Microsoft to patch unhackable Windows 7 bug later today
Continues 'defense-in-depth' practice by patching flaw in Vista, Windows 7, Server 2008
By Gregg Keizer
April 13, 2010 06:53 AM ET
Computerworld - Later today,
Microsoft will play it safe by patching a
Windows 7 bug that it says can't be exploited.
Of the 11
security bulletins that will be released in a few hours, Bulletin 7 will address one or more
vulnerabilities in Windows 2000, Windows XP and Windows Server 2003.
But Microsoft will also offer the same update to users running Windows Vista, Windows 7 and Windows Server 2008, even though the company
maintained last week that they were impervious to attack.

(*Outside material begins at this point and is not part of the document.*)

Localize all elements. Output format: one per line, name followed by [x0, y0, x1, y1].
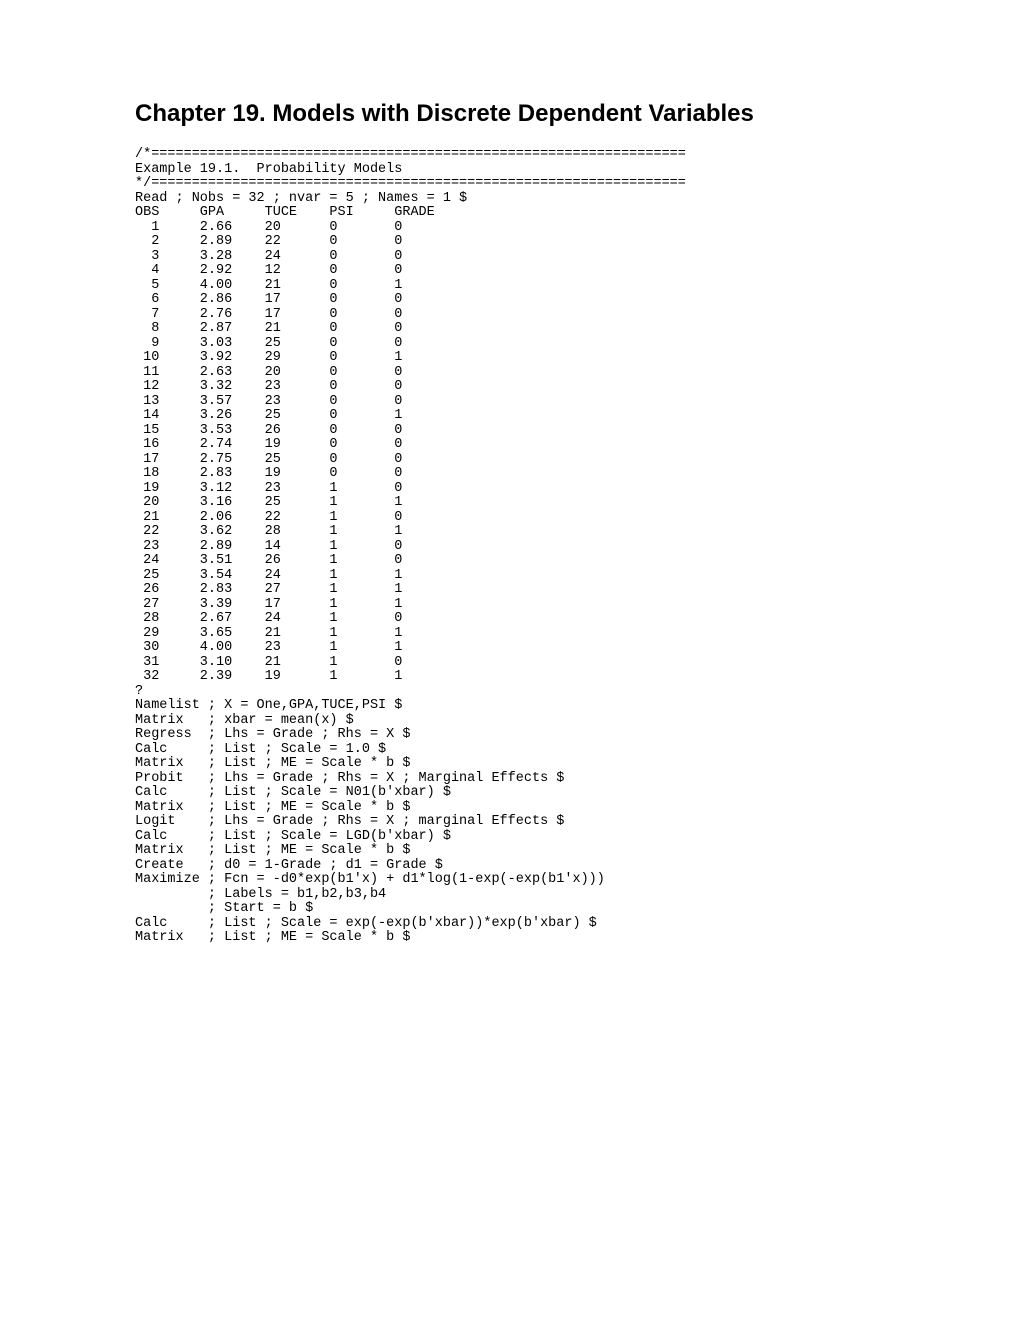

"Windows 7 users will be offered Bulletin 7 as a defense-in-depth update even though the [advanced notification] states that the issue does not affect Windows 7," said Jerry Bryant, a group manager with the Microsoft Security Response Center, in one of several e-mails replying to questions. "This means that the vulnerable code is in the software, but due to the improved protections built into Windows 7, there are no known vectors to reach it."
In other words, the vulnerability is there -- in Vista, Windows 7 and Server 2008 -- but Microsoft doesn't know how it could be exploited.
Better safe than sorry, security experts said.